Minister of Agriculture and Rural Development Uri Ariel, who is also in charge of the Authority for National Civic Service, ordered to cancel all national service programs for NGOs after the report came under fire in the Knesset, local media reported. B’Tselem was cited 72 and ACRI four times throughout the report. Both organizations currently receive National Service volunteers.
“The whole essence of national service is service for the State of Israel and its citizens,” Ariel said on Tuesday, the Jerusalem Post reported. “I will not allow under any circumstances a delusional reality in which Israel finances slots for young people who will act against its soldiers,” he added.
“We will not fund organizations like these no matter what legal acrobatics were done until now to make this bug kosher,” Ariel stated.
It's not the first time that B’Tselem has been heavily criticized for its activities. Last year National-Civilian Service Authority Director-General Sar-Shalom Djerbi attempted to revoke its national service slots, claiming its activity is aimed “against the State of Israel and IDF soldiers in Israel and around the world.”
READ MORE: 'Flawed & biased': Israel fires back at UN report accusing it of potential war crimes
Meanwhile, the UN report, published on Tuesday, accused both Israel and Palestinian armed groups of possible war crimes during the 2014 Gaza conflict, calling the devastation “unprecedented.” Israeli Prime Minister Benjamin Netanyahu fired back, saying “The report is biased.
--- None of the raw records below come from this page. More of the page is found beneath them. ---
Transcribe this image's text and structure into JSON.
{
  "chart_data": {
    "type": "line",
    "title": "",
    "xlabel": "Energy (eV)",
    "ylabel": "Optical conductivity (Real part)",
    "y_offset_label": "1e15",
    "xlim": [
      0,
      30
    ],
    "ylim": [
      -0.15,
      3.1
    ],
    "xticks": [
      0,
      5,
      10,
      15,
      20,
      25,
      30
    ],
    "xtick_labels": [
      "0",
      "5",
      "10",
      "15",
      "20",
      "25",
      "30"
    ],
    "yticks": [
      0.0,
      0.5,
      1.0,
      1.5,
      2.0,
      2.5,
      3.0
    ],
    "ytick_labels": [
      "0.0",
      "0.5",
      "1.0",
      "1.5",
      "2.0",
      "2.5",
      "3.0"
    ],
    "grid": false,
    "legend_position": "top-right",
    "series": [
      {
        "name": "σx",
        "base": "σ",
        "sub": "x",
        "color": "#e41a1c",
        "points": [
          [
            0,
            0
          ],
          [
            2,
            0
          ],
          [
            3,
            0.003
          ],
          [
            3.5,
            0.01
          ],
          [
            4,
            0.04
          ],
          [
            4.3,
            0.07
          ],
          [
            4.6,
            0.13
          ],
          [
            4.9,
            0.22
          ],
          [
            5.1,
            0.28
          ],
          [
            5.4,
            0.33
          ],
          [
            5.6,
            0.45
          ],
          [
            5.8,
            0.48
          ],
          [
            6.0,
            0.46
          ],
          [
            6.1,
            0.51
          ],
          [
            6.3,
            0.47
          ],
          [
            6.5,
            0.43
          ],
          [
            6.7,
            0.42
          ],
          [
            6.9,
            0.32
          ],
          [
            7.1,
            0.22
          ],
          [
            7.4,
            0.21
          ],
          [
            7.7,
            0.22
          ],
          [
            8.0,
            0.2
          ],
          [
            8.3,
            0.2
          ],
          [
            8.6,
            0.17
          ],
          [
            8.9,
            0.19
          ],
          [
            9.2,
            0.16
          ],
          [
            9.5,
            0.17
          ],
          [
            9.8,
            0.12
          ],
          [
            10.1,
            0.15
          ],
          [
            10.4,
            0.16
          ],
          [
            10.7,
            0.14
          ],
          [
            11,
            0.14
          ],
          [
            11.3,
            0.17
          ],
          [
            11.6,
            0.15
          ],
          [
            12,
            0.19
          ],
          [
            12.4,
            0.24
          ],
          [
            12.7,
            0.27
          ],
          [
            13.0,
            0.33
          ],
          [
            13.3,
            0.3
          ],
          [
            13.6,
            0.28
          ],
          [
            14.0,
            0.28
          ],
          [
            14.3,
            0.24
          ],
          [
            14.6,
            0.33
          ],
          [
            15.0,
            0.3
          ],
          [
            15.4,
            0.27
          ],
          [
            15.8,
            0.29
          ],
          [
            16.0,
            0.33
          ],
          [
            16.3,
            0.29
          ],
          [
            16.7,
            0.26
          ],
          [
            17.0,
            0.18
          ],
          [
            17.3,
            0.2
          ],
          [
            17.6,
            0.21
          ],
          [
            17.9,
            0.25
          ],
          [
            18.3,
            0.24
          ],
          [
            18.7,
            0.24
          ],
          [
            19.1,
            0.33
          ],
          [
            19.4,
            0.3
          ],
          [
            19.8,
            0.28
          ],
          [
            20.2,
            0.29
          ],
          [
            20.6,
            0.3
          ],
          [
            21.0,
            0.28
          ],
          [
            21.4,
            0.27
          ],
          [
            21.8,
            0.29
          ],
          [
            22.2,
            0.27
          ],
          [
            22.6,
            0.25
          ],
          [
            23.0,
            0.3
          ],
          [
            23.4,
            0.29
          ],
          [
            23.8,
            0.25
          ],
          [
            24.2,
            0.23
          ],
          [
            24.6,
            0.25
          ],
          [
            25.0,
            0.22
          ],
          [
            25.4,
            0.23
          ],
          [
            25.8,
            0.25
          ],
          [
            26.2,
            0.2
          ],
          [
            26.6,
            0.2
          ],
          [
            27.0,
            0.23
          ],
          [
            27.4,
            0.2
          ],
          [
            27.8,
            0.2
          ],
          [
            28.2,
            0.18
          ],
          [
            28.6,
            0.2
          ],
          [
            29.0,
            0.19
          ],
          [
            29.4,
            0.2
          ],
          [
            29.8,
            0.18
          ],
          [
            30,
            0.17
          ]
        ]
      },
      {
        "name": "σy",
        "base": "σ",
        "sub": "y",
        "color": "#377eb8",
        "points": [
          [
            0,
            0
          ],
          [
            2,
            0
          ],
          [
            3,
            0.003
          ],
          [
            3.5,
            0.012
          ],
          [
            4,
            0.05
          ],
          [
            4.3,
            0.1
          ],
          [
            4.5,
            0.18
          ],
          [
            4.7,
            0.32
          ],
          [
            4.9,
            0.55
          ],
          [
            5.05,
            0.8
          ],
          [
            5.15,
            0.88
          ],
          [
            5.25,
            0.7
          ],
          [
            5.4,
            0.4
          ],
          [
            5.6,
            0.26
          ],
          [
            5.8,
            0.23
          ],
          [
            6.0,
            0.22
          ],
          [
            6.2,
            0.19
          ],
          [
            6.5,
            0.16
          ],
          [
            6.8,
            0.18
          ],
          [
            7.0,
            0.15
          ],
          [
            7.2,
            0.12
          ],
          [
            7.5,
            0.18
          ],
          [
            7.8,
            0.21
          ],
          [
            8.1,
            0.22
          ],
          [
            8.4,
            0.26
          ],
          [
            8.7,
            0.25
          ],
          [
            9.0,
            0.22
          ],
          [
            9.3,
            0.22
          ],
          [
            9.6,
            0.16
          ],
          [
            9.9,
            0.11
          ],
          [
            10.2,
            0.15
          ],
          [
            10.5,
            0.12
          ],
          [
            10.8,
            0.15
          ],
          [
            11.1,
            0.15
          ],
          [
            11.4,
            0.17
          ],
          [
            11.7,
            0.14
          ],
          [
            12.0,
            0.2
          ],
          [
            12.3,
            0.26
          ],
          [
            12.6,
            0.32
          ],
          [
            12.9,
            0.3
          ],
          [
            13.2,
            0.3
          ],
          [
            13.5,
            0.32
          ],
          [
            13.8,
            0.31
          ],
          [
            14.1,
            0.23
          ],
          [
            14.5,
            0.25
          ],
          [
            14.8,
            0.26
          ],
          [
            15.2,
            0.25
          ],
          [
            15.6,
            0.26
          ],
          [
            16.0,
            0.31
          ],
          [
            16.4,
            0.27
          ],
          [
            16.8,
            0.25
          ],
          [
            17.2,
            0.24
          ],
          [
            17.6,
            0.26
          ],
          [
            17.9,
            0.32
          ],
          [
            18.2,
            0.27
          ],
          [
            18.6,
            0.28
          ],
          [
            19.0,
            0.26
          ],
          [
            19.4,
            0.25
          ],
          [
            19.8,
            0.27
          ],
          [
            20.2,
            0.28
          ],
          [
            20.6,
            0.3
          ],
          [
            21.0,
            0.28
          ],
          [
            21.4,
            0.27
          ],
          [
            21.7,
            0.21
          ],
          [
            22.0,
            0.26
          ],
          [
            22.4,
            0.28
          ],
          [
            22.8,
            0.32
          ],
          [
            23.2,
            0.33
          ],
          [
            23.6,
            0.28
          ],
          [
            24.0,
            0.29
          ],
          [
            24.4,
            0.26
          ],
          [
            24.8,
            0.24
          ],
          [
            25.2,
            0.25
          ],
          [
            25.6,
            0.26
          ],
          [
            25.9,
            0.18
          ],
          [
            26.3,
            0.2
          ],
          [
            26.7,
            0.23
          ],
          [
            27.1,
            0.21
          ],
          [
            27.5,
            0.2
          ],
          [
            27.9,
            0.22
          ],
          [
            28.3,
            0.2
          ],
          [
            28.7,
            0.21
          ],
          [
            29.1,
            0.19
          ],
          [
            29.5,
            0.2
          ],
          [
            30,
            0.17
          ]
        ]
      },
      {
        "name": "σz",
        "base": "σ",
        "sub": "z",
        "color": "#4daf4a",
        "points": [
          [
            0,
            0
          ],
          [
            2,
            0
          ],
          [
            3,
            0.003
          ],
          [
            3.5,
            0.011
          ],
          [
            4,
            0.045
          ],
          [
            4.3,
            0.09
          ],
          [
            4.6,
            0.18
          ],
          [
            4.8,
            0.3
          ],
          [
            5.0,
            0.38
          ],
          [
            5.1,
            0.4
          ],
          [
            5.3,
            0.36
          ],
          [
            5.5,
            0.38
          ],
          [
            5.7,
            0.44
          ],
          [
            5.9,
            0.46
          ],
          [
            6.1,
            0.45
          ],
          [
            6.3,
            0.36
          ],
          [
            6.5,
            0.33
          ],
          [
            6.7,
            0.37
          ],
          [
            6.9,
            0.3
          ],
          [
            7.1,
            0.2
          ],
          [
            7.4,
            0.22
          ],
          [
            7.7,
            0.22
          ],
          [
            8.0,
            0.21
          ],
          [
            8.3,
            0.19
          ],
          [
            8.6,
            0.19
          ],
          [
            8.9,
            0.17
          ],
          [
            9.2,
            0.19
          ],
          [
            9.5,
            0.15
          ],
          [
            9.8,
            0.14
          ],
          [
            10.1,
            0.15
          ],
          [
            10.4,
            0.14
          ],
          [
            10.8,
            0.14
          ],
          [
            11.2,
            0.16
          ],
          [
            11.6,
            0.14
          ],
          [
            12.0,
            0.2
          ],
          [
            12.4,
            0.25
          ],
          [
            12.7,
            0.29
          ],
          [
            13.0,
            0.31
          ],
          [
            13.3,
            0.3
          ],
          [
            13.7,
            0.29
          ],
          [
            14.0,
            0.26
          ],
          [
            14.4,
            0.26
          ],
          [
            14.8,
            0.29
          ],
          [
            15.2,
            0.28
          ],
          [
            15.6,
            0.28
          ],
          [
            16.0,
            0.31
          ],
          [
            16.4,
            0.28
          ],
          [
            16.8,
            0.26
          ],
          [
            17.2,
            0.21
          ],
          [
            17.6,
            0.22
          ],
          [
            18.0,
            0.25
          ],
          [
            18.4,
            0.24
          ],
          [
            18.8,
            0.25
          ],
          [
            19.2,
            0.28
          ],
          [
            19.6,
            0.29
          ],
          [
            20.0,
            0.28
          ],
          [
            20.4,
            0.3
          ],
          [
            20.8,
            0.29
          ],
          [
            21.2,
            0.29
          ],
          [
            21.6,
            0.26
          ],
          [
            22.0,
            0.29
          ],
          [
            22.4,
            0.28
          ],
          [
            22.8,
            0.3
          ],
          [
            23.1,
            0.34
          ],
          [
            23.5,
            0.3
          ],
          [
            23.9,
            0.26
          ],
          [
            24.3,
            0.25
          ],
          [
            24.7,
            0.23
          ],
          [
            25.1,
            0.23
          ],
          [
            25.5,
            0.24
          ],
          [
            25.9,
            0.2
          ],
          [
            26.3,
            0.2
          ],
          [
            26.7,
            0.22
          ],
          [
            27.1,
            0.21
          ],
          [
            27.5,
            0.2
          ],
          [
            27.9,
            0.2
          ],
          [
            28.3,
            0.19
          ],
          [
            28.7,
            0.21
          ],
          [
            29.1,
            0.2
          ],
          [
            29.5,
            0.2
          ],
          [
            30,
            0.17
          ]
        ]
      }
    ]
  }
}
The commission that wrote it is under a committee that does everything but protect human rights.”
According to B’Tselem, Netanyahu’s “blanket rejection of the findings” is “hardly surprising.”
“The report holds him and other top military and government officials in Israel responsible for the horrifying, massive harm caused to civilians in Gaza in Operation Protective Edge,” the civil rights group stated. “The commission’s recommendation that the International Criminal Court in The Hague investigate possible breaches of the laws of war by Hamas and by Israel is primarily aimed at the leadership, both in Gaza and in Israel, and not at the troops themselves.”
The UN commission determined that 1,462 Palestinian civilians were killed the Israel Defense Forces (IDF) during Operation Protective Edge, one-third of whom were children. That figure is significantly lower than previous estimates made by health officials, which reported more than 2,100 Palestinian deaths. The report also noted that hundreds of Palestinian civilians, particularly women and children, were killed in their own homes during Israeli airstrikes. According to the commission, 142 families lost three or more members in strikes on residential buildings. Those strikes killed a total of 742 civilians.
“While the operation was still underway, B’Tselem cautioned against the policy of targeting homes once the horrifying consequences for civilians became apparent. Although senior government and military officials were well aware of the expected outcome, they ordered that the lethal policy continue,” B’Tselem noted.
According to the commission’s chairwoman, New York judge Mary McGowan Davis, “the extent of the devastation and human suffering in Gaza was unprecedented and will impact generations to come.”
The report also accused Palestinian militants of possible war crimes, stating that armed groups fired 4,881 rockets and 1,753 mortars towards Israel. Six civilians were killed in the attacks on Israel, and at least 1,600 others were reported injured.
Operation Protective Edge was launched in July 2014, after a spike in cross-border rocket attacks by Hamas. The Israeli response was 50 days of intense shelling, airstrikes and attacks by ground troops.
Israel's Foreign Ministry argued on Monday that Tel Aviv had acted in accordance with international standards.
“In defending itself against attacks, Israel's military acted according to the highest international standards,” the ministry said on Monday. It went on to say that the findings made no differentiation between Israel's “moral behavior” and the actions of Palestinian “terror organizations” during the 50-day war. Israel released its own 277-page report earlier this month, stating that the Gaza offensive was “unfortunate yet lawful.”
“Unacceptably, the only official Israeli response to the commission’s grave findings has been to deny the allegations and pass the buck. Israel’s investigations of the operation to date have served solely to whitewash suspected wrongdoings, and most governmental efforts have been devoted to deflecting accusations and disseminating propaganda,” B’Tselem stated.